At one point, an interviewee touches on how incredulous he was that Tiger denied he was black on ‘Oprah’, because he has also revealed in interviews how he and his father were kicked off several golf courses. But more likely it was because his father had used his Vietnam deep ops training to bypass the clubhouse and navigate his way through the woods to the third green.
Miss Snowden, missing Snowfall
Talking of the Oscars, British actress Vanessa Kirby (Princess Margaret in the first two seasons of The Crown) is the third favourite to win the Best Actress award for Pieces of a Woman (on Netflix since Jan 7), the story of a woman who takes legal action after medics botch up the birth of her baby.
Slightly more upbeat is The Dig (Jan 29 on Netflix) starring Carey Mulligan as a landowner in 1930s Britain who gives a humble amateur archaeologist (Ralph Fiennes) permission to dig up her mysterious mounds. He only ends up discovering a Viking longboat. The film is inspired by similar events in Sutton Hoo in Suffolk in 1939.
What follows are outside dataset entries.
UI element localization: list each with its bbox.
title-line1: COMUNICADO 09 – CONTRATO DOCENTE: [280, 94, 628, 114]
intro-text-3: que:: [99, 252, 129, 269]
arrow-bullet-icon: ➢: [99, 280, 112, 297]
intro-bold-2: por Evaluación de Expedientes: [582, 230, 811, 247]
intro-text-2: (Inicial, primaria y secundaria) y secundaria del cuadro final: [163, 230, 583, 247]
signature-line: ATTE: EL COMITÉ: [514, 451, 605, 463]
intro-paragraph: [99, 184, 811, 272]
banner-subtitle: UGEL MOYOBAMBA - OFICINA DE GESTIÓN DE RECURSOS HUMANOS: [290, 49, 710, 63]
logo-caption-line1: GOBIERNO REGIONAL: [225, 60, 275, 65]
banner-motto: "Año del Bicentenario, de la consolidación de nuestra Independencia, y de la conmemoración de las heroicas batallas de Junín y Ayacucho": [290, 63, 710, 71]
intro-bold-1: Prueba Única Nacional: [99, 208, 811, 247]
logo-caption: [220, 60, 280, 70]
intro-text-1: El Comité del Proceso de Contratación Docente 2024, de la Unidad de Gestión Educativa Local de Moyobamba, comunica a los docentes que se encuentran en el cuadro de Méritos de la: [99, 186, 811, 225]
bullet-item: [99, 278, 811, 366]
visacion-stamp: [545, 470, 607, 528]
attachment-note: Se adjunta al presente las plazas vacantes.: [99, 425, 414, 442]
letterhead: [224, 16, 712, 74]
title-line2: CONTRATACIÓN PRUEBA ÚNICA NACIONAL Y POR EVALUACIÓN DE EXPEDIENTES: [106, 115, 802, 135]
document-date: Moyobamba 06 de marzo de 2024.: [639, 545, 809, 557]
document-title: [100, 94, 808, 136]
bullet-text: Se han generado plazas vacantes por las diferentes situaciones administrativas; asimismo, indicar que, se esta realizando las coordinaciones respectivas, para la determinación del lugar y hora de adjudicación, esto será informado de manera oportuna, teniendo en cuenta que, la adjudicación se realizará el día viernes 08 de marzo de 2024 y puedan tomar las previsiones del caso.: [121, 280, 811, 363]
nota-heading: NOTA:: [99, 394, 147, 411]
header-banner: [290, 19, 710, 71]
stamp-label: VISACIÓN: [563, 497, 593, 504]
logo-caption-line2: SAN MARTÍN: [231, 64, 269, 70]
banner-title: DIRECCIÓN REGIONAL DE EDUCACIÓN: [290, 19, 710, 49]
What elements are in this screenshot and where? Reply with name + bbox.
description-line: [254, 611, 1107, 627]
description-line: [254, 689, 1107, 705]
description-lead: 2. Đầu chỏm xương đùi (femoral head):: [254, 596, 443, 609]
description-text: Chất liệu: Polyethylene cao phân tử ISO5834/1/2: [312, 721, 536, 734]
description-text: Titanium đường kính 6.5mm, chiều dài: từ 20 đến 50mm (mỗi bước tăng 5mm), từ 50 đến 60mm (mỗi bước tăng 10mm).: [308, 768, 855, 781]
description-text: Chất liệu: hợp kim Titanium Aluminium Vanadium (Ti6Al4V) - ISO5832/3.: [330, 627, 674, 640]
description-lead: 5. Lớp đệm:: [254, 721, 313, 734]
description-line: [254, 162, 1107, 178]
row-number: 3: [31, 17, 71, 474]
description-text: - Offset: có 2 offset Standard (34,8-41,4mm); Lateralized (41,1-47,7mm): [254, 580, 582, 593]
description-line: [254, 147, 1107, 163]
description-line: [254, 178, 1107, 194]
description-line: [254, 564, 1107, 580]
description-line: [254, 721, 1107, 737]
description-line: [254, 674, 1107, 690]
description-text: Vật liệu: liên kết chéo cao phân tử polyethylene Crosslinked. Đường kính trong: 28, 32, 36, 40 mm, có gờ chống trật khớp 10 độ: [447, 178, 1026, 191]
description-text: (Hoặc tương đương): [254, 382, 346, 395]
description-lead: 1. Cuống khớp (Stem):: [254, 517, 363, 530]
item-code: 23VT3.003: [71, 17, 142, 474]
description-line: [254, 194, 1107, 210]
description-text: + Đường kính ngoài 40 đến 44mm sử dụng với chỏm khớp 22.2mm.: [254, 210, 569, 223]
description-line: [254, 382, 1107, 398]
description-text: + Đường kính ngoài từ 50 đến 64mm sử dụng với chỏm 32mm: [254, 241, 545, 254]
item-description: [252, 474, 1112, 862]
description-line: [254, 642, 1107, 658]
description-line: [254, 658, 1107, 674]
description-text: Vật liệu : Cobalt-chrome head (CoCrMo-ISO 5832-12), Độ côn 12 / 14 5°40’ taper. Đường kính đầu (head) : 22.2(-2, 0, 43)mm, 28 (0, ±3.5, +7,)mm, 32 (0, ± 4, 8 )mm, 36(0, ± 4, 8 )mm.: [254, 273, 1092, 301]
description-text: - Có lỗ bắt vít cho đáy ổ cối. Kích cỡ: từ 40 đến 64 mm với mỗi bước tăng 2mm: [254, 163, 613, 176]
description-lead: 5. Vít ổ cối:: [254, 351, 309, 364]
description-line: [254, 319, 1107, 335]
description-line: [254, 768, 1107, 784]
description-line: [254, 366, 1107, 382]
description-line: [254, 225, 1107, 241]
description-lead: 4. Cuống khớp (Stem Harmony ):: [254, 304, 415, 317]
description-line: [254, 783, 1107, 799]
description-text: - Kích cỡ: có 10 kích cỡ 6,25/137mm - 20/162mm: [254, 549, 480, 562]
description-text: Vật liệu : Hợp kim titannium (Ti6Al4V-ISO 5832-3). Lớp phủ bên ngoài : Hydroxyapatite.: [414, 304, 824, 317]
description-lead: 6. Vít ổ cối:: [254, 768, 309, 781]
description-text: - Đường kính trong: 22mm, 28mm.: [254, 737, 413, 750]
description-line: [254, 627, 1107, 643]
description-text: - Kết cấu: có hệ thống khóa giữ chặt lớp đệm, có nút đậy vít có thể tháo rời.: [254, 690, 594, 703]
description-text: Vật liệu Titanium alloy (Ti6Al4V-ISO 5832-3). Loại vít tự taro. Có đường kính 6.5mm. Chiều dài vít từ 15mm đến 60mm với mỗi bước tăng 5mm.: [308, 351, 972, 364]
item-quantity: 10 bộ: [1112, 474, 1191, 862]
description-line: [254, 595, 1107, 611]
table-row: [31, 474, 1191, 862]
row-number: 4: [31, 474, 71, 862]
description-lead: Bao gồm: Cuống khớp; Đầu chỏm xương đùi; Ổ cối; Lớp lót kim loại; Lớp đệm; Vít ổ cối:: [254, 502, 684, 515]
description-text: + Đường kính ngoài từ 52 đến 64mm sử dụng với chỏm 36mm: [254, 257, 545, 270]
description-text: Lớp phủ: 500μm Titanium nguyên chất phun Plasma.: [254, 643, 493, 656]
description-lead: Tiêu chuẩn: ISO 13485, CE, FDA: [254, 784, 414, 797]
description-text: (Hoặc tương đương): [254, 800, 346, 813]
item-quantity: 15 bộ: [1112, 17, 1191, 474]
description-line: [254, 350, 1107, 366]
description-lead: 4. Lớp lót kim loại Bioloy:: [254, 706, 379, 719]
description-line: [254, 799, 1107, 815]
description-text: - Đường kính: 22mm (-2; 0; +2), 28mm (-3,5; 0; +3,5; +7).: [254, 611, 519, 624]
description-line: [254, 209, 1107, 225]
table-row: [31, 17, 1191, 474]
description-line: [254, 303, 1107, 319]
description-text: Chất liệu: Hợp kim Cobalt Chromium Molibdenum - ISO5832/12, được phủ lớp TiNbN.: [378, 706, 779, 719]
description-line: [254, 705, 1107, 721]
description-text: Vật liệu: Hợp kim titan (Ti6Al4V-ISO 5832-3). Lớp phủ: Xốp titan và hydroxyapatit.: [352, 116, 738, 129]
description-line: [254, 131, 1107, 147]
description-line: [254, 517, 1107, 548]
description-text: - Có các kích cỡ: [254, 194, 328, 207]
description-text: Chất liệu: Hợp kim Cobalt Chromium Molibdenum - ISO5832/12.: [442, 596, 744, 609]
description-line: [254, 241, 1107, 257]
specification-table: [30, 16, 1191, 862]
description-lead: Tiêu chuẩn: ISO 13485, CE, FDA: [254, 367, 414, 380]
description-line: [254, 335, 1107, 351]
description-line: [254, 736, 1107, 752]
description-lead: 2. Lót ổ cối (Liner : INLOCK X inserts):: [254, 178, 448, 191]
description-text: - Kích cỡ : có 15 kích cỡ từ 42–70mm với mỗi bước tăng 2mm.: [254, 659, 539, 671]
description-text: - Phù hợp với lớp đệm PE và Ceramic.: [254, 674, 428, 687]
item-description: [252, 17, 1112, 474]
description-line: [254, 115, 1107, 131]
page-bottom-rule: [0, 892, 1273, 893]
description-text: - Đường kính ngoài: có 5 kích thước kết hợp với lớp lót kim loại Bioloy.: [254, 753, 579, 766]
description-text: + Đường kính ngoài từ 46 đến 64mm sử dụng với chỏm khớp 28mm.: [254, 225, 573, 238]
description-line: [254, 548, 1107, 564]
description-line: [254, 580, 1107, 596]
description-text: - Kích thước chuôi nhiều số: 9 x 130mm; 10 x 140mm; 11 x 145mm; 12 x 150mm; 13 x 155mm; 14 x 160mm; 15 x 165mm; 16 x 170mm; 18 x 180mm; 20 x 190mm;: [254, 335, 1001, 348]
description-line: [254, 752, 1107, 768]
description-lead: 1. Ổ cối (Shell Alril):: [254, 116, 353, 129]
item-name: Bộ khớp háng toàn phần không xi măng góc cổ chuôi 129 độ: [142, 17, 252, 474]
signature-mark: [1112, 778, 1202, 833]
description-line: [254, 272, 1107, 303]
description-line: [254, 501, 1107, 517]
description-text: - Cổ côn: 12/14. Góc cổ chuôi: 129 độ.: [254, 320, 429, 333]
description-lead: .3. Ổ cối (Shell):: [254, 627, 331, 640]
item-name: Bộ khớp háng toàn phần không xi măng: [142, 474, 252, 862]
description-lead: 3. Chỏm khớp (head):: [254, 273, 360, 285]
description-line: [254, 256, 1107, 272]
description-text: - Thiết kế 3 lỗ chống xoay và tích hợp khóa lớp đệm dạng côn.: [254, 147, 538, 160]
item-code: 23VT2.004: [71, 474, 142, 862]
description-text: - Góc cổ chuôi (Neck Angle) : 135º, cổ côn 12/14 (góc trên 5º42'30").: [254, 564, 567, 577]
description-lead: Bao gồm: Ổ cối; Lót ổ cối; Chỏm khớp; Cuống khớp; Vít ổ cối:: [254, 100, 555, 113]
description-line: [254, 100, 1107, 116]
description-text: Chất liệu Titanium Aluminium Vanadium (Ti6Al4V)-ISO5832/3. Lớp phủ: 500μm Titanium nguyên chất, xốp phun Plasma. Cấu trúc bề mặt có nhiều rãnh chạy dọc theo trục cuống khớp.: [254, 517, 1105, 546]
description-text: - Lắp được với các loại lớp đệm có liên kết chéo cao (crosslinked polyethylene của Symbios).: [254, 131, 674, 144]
Gawd knows why somebody thought Outside the Wire (48; Jan 15 on Netflix) was a good idea. Androids, drones, most of the action is CGI and most of the dialogue DOA. Damson Idris – the main star of Snowfall who is actually British, but no relation to Idris Elba – does his best, while Danish actor Pilou Asbæk should know better. His Game of Thrones ‘get me out of cinematic jail’ card won’t last forever.
Talking of Snowfall, the documentary Crack: Cocaine, Corruption & Conspiracy (Netflix) is a good companion piece.
Serial killer movie nights
Also on TV land, we’ve got a host of returning series. On HBO Nordic we’ve got A Discovery of Witches (S2), Batwoman (S2; Jan 19), All American (S32; Jan 19), Legacies (S3; Jan 22), Euphoria (S2; Jan 25), and on Netflix, Cobra Kai (S3), Riverdale (S5; Jan 21), Snowpiercer (S2; Jan 26) and Call my Agent (S4; Jan 21).
There are two promising serial killer documentary series that might take care of a few long winter evenings – The Ripper (62) and Nightstalker: The Hunt for a Serial Killer (72) – but make sure your front door is securely locked before you settle down. Respectively set in Yorkshire, England and Los Angeles just a few years apart, both series evoke the eras as much as the fear many people felt when these individuals were on their streets.
Firefly Lane (Netflix on Feb 3) with Katherine Heigl is a little too gooey for our liking, but I’m not sure the same can be said of the 1980s London-set dramedy series It’s a Sin, which might have feel-good intentions but delivers quite a punch with its alternative AIDS-dominated storyline. Angels in America this ain’t.
We bet Tiger’s been called Angel a few times, but Monday night might change that impression forever.